Thursday, December 16, 2021

Surgeons in New York Successfully Transplant Pig Kidneys to Two People


Scientists are inching closer to a major breakthrough in organ donation. This week, researchers at New York University announced that they transplanted a pig kidney to a human for the second time with no short-term issues, following their initial success two months earlier. Clinical trials of this technology are likely still a while away, though.

© Photo: Nicolas Asfouri/AFP (Getty Images)

The procedure was performed in late November by a surgical team at NYU Langone Health. As with the first procedure, the doctors transplanted a kidney from a genetically modified pig into a living human body. The kidney wasn’t attached to its normal position in the body, but to blood vessels in the upper leg. It was then covered with a protective shield as the researchers observed it for 54 hours. During those hours, the kidney seemed to function as normal and no signs of rejection from the person’s body were detected.

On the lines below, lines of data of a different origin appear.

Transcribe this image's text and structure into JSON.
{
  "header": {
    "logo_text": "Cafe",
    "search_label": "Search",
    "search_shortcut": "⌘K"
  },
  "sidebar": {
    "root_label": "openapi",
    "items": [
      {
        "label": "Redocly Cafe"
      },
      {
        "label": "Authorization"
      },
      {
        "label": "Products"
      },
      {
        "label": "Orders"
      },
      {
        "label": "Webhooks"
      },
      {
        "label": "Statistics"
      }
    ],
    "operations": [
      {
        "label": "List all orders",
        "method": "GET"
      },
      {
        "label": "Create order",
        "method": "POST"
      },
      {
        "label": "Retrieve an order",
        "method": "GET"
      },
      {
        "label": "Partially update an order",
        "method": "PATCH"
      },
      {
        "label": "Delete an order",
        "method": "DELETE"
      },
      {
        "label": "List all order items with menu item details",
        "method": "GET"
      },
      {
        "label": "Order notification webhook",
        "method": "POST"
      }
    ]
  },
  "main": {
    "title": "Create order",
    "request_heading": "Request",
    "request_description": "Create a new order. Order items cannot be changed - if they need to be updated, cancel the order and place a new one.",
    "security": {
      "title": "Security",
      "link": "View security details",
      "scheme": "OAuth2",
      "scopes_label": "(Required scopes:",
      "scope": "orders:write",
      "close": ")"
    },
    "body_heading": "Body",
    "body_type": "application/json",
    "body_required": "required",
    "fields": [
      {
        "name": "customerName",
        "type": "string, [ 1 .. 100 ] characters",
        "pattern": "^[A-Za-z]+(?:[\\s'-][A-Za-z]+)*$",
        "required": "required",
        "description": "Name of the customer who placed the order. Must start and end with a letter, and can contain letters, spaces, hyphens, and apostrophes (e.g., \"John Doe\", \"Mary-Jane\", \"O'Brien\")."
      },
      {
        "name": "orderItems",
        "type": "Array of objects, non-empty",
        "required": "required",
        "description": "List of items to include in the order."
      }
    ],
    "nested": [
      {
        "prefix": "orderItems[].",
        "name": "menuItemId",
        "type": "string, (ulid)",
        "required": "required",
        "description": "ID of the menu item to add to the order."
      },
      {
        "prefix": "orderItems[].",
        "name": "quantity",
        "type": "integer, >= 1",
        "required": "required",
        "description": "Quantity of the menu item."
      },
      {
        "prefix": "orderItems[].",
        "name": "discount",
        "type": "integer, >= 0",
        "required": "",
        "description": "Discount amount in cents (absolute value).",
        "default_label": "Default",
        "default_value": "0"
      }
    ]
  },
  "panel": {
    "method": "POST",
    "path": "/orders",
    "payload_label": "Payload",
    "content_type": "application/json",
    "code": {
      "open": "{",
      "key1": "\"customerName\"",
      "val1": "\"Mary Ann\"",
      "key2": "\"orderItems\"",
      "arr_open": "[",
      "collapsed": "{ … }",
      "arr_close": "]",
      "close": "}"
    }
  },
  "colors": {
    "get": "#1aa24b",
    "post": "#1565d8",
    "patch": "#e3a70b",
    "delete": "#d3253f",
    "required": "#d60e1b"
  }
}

The first transplant, performed in September, involved a human recipient considered to be brain-dead who was about to be taken off life-support; the recipient’s family agreed to help with the research. This time, according to the team’s announcement, the recipient was a functionally dead organ donor who was being maintained on a ventilator. The donor was found with the help of LiveOnNY, a nonprofit group that has reportedly enrolled 6.5 million organ donors in the greater New York City area.

“We have been able to replicate the results from the first transformative procedure to demonstrate the continued promise that these genetically engineered organs could be a renewable source of organs to the many people around the world awaiting a life-saving gift,” said lead surgeon Robert Montgomery, director of the NYU Langone Transplant Institute, in a statement from the university.

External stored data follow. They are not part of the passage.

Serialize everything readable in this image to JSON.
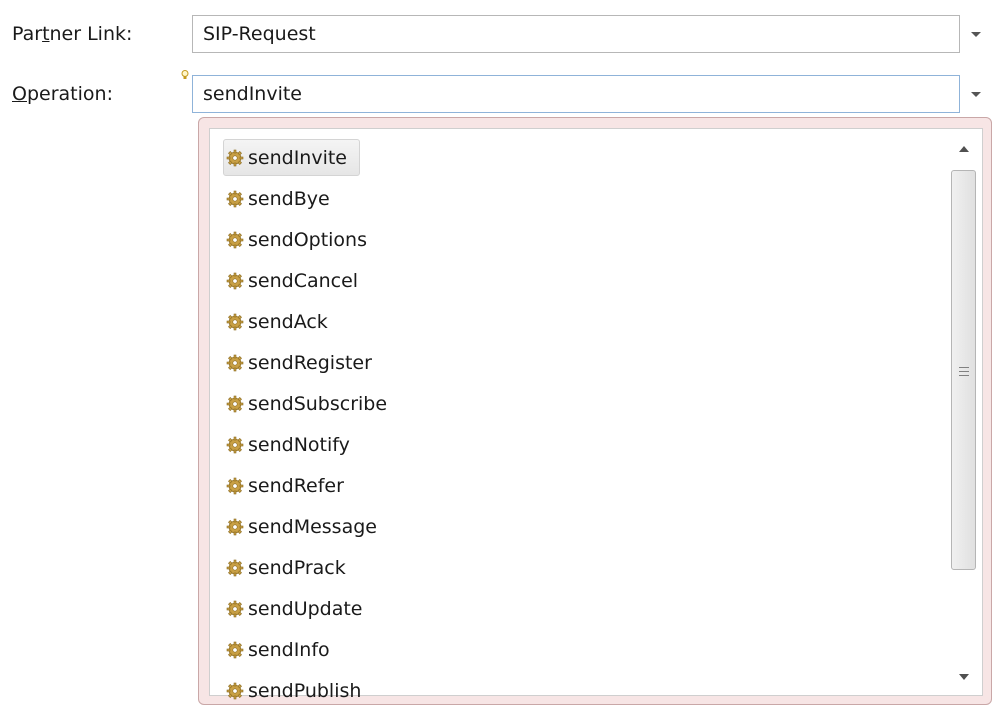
{
  "form": {
    "partner_link": {
      "label_pre": "Par",
      "label_mnemonic": "t",
      "label_post": "ner Link:",
      "value": "SIP-Request"
    },
    "operation": {
      "label_pre": "",
      "label_mnemonic": "O",
      "label_post": "peration:",
      "value": "sendInvite"
    }
  },
  "dropdown": {
    "selected": "sendInvite",
    "items": [
      "sendInvite",
      "sendBye",
      "sendOptions",
      "sendCancel",
      "sendAck",
      "sendRegister",
      "sendSubscribe",
      "sendNotify",
      "sendRefer",
      "sendMessage",
      "sendPrack",
      "sendUpdate",
      "sendInfo",
      "sendPublish"
    ]
  },
  "icons": {
    "operation_icon": "gear-icon",
    "hint_icon": "lightbulb-icon"
  },
  "colors": {
    "dropdown_border": "#c9a7a7",
    "dropdown_bg": "#f7e5e5",
    "gear": "#c9a045"
  }
}
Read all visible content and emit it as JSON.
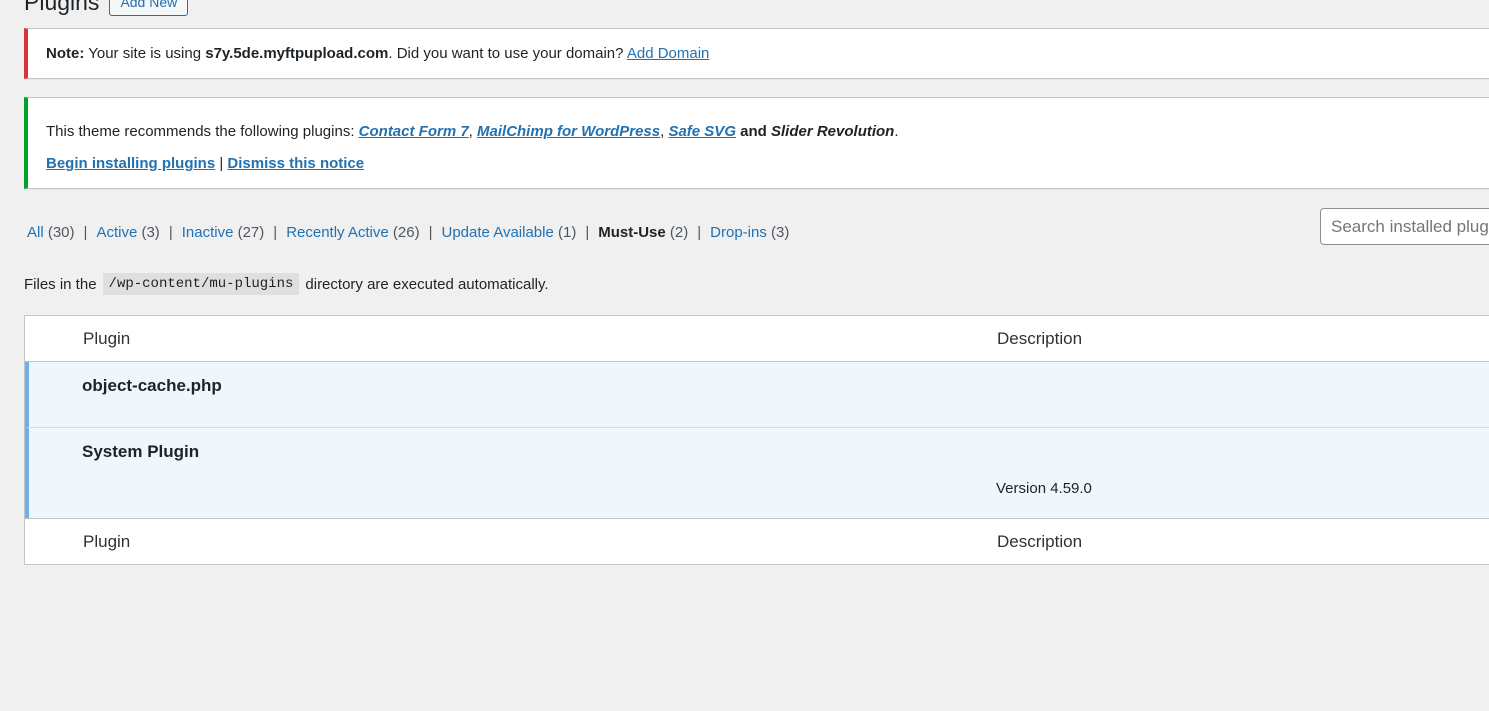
{
  "header": {
    "title": "Plugins",
    "add_new": "Add New"
  },
  "notice_domain": {
    "note_label": "Note:",
    "text_1": " Your site is using ",
    "domain": "s7y.5de.myftpupload.com",
    "text_2": ". Did you want to use your domain? ",
    "link": "Add Domain"
  },
  "notice_theme": {
    "intro": "This theme recommends the following plugins: ",
    "plugins": [
      "Contact Form 7",
      "MailChimp for WordPress",
      "Safe SVG",
      "Slider Revolution"
    ],
    "sep_comma": ", ",
    "sep_and": " and ",
    "end": ".",
    "begin_link": "Begin installing plugins",
    "divider": " | ",
    "dismiss_link": "Dismiss this notice"
  },
  "filters": [
    {
      "label": "All",
      "count": "(30)"
    },
    {
      "label": "Active",
      "count": "(3)"
    },
    {
      "label": "Inactive",
      "count": "(27)"
    },
    {
      "label": "Recently Active",
      "count": "(26)"
    },
    {
      "label": "Update Available",
      "count": "(1)"
    },
    {
      "label": "Must-Use",
      "count": "(2)",
      "current": true
    },
    {
      "label": "Drop-ins",
      "count": "(3)"
    }
  ],
  "search": {
    "placeholder": "Search installed plugins..."
  },
  "mu_note": {
    "before": "Files in the",
    "path": "/wp-content/mu-plugins",
    "after": "directory are executed automatically."
  },
  "table": {
    "col_plugin": "Plugin",
    "col_description": "Description",
    "rows": [
      {
        "name": "object-cache.php",
        "version": ""
      },
      {
        "name": "System Plugin",
        "version": "Version 4.59.0"
      }
    ]
  },
  "colors": {
    "link": "#2271b1",
    "error_border": "#d63638",
    "success_border": "#00a32a",
    "row_highlight": "#f0f6fc",
    "row_border": "#72aee6"
  }
}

Animal-to-human transplantation, or xenotransplantation, has been a long-sought goal in medicine. One of the many challenges facing these transplants is that the organs of even closely related mammal species can have subtle but important differences that would quickly lead to rejection by the host body. One major limitation of donated pig organs is that pigs (and many other mammals) naturally produce a sugar called alpha-gal, which humans do not. But the pigs used by the NYU team were genetically engineered by Revivicor, a subsidiary of United Therapeutics Corporation, to not produce alpha-gal—in theory making them safe for human use.

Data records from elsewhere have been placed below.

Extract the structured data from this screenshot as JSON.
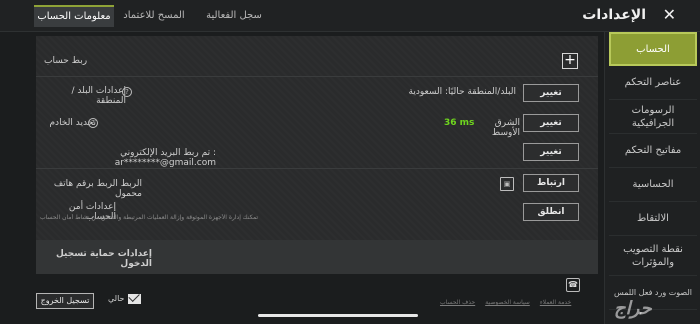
{
  "header": {
    "title": "الإعدادات",
    "close_icon": "close-icon",
    "tabs": [
      {
        "label": "سجل الفعالية"
      },
      {
        "label": "المسح للاعتماد"
      },
      {
        "label": "معلومات الحساب"
      }
    ]
  },
  "sidebar": {
    "items": [
      {
        "label": "الحساب"
      },
      {
        "label": "عناصر التحكم"
      },
      {
        "label": "الرسومات الجرافيكية"
      },
      {
        "label": "مفاتيح التحكم"
      },
      {
        "label": "الحساسية"
      },
      {
        "label": "الالتقاط"
      },
      {
        "label": "نقطة التصويب والمؤثرات"
      },
      {
        "label": "الصوت ورد فعل اللمس"
      }
    ]
  },
  "account": {
    "link_account_label": "ربط حساب",
    "region_label": "إعدادات البلد / المنطقة",
    "region_value": "البلد/المنطقة حاليًا: السعودية",
    "region_button": "تغيير",
    "server_label": "تحديد الخادم",
    "server_value": "الشرق الأوسط",
    "server_ping": "36 ms",
    "server_button": "تغيير",
    "email_linked": "تم ربط البريد الإلكتروني : ar********@gmail.com",
    "email_button": "تغيير",
    "phone_label": "الربط الربط برقم هاتف محمول",
    "phone_button": "ارتباط",
    "security_label": "إعدادات أمن الحساب",
    "security_note": "تمكنك إدارة الأجهزة الموثوقة وإزالة العمليات المرتبطة والتحقق من نشاط أمان الحساب",
    "security_button": "انطلق",
    "login_protection": "إعدادات حماية تسجيل الدخول"
  },
  "footer": {
    "logout": "تسجيل الخروج",
    "current": "حالي",
    "links": [
      "خدمة العملاء",
      "سياسة الخصوصية",
      "حذف الحساب"
    ],
    "support_icon": "headset-icon",
    "mail_icon": "mail-icon"
  },
  "watermark": "حراج",
  "colors": {
    "accent": "#8d9e34",
    "ping": "#6fd61e"
  }
}
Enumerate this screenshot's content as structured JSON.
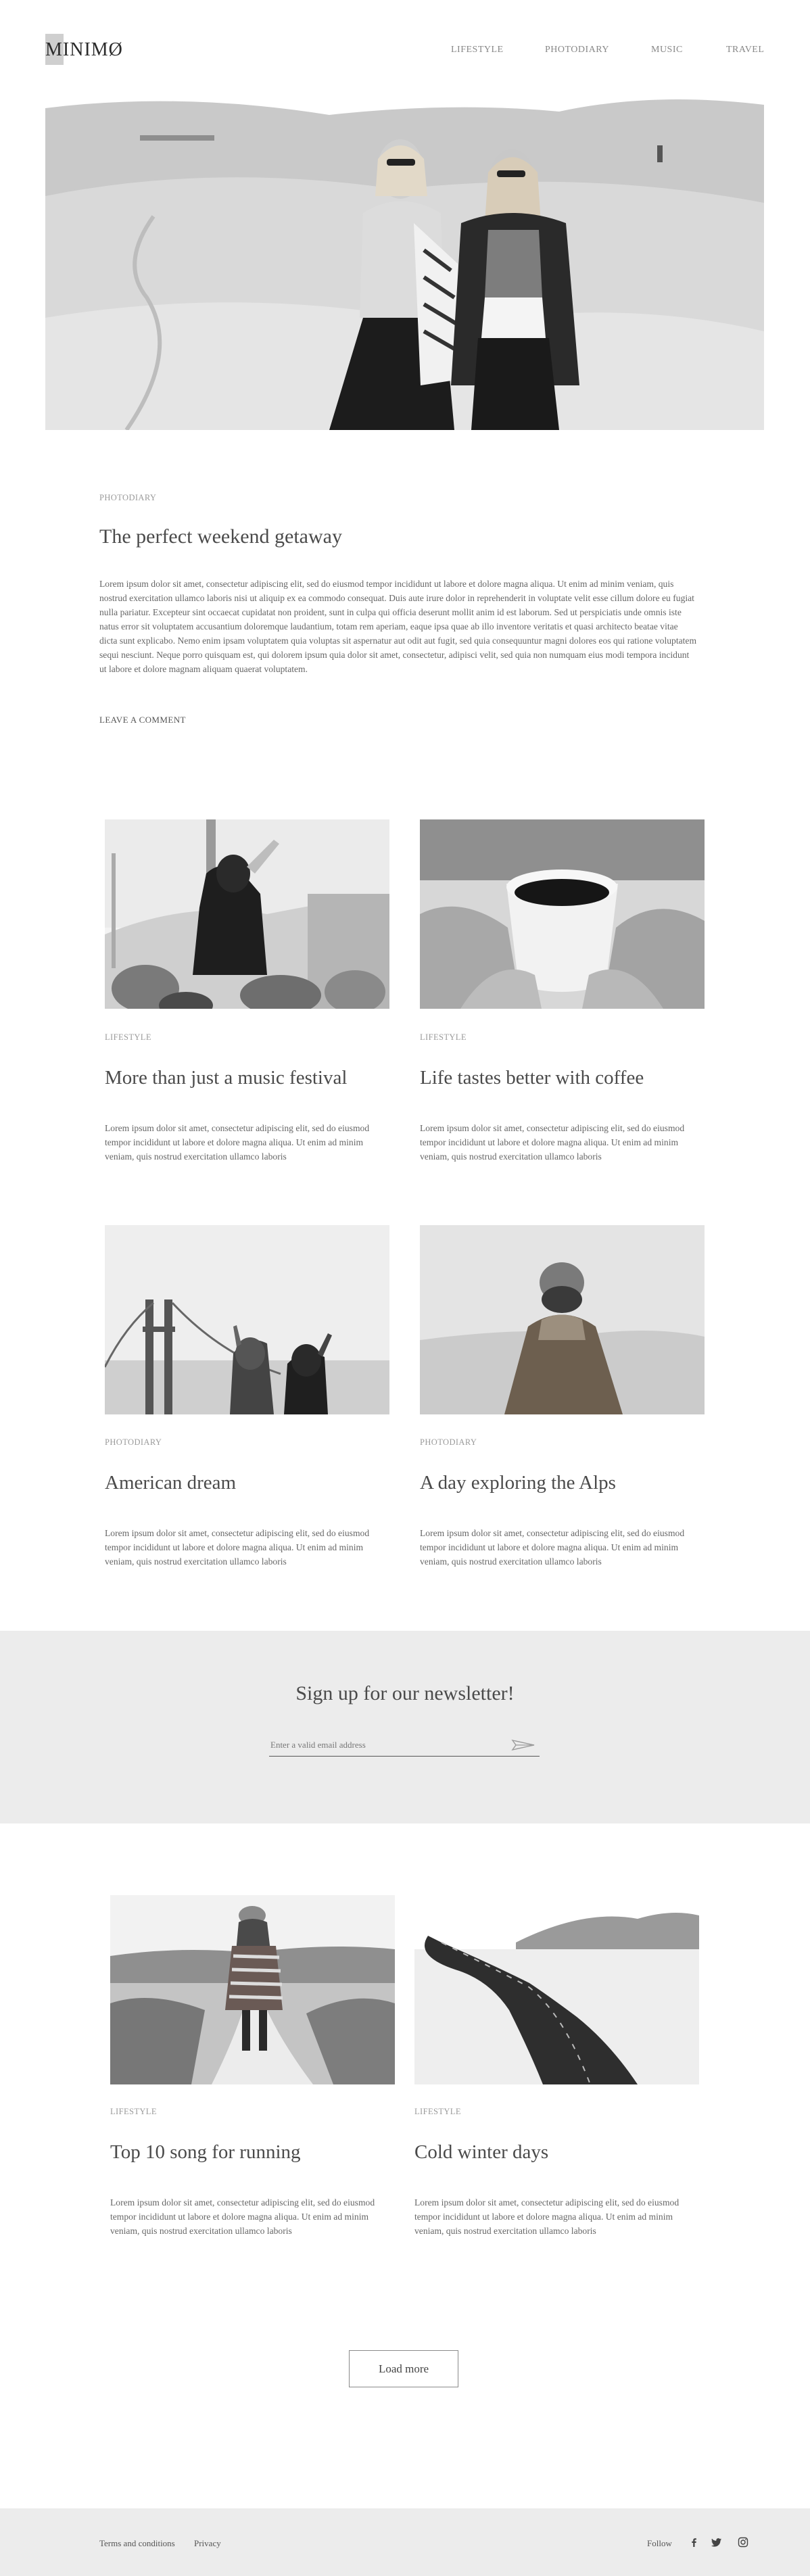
{
  "header": {
    "logo": "MINIMØ",
    "nav": [
      "LIFESTYLE",
      "PHOTODIARY",
      "MUSIC",
      "TRAVEL"
    ]
  },
  "hero": {
    "image_alt": "two-women-snow-photo",
    "category": "PHOTODIARY",
    "title": "The perfect weekend getaway",
    "body": "Lorem ipsum dolor sit amet, consectetur adipiscing elit, sed do eiusmod tempor incididunt ut labore et dolore magna aliqua. Ut enim ad minim veniam, quis nostrud exercitation ullamco laboris nisi ut aliquip ex ea commodo consequat. Duis aute irure dolor in reprehenderit in voluptate velit esse cillum dolore eu fugiat nulla pariatur. Excepteur sint occaecat cupidatat non proident, sunt in culpa qui officia deserunt mollit anim id est laborum. Sed ut perspiciatis unde omnis iste natus error sit voluptatem accusantium doloremque laudantium, totam rem aperiam, eaque ipsa quae ab illo inventore veritatis et quasi architecto beatae vitae dicta sunt explicabo. Nemo enim ipsam voluptatem quia voluptas sit aspernatur aut odit aut fugit, sed quia consequuntur magni dolores eos qui ratione voluptatem sequi nesciunt. Neque porro quisquam est, qui dolorem ipsum quia dolor sit amet, consectetur, adipisci velit, sed quia non numquam eius modi tempora incidunt ut labore et dolore magnam aliquam quaerat voluptatem.",
    "leave_comment": "LEAVE A COMMENT"
  },
  "posts": [
    {
      "category": "LIFESTYLE",
      "title": "More than just a music festival",
      "body": "Lorem ipsum dolor sit amet, consectetur adipiscing elit, sed do eiusmod tempor incididunt ut labore et dolore magna aliqua. Ut enim ad minim veniam, quis nostrud exercitation ullamco laboris"
    },
    {
      "category": "LIFESTYLE",
      "title": "Life tastes better with coffee",
      "body": "Lorem ipsum dolor sit amet, consectetur adipiscing elit, sed do eiusmod tempor incididunt ut labore et dolore magna aliqua. Ut enim ad minim veniam, quis nostrud exercitation ullamco laboris"
    },
    {
      "category": "PHOTODIARY",
      "title": "American dream",
      "body": "Lorem ipsum dolor sit amet, consectetur adipiscing elit, sed do eiusmod tempor incididunt ut labore et dolore magna aliqua. Ut enim ad minim veniam, quis nostrud exercitation ullamco laboris"
    },
    {
      "category": "PHOTODIARY",
      "title": "A day exploring the Alps",
      "body": "Lorem ipsum dolor sit amet, consectetur adipiscing elit, sed do eiusmod tempor incididunt ut labore et dolore magna aliqua. Ut enim ad minim veniam, quis nostrud exercitation ullamco laboris"
    },
    {
      "category": "LIFESTYLE",
      "title": "Top 10 song for running",
      "body": "Lorem ipsum dolor sit amet, consectetur adipiscing elit, sed do eiusmod tempor incididunt ut labore et dolore magna aliqua. Ut enim ad minim veniam, quis nostrud exercitation ullamco laboris"
    },
    {
      "category": "LIFESTYLE",
      "title": "Cold winter days",
      "body": "Lorem ipsum dolor sit amet, consectetur adipiscing elit, sed do eiusmod tempor incididunt ut labore et dolore magna aliqua. Ut enim ad minim veniam, quis nostrud exercitation ullamco laboris"
    }
  ],
  "newsletter": {
    "title": "Sign up for our newsletter!",
    "placeholder": "Enter a valid email address",
    "send_icon": "paper-plane-icon"
  },
  "load_more": "Load more",
  "footer": {
    "terms": "Terms and conditions",
    "privacy": "Privacy",
    "follow": "Follow",
    "social_icons": [
      "facebook-icon",
      "twitter-icon",
      "instagram-icon"
    ]
  },
  "colors": {
    "background": "#ffffff",
    "band": "#ececec",
    "text": "#4a4a4a",
    "muted": "#9a9a9a",
    "logo_accent": "#cfcfcf"
  }
}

Though xenotransplantation is controversial, opinion polls have suggested that most would accept the technology if it became widely available. For now, though, that possibility is still far off. Both surgeries were part of an ongoing research project by NYU to test the feasibility of their approach, and further studies will be needed to justify the leap to trials involving actual patients who would benefit from donation. But should all this work pay off, xenotransplantation could save the lives of many Americans who die annually while languishing on the transplant waiting list.

“With additional study and replication, this could be the path forward to saving many thousands of lives each year,” Montgomery said.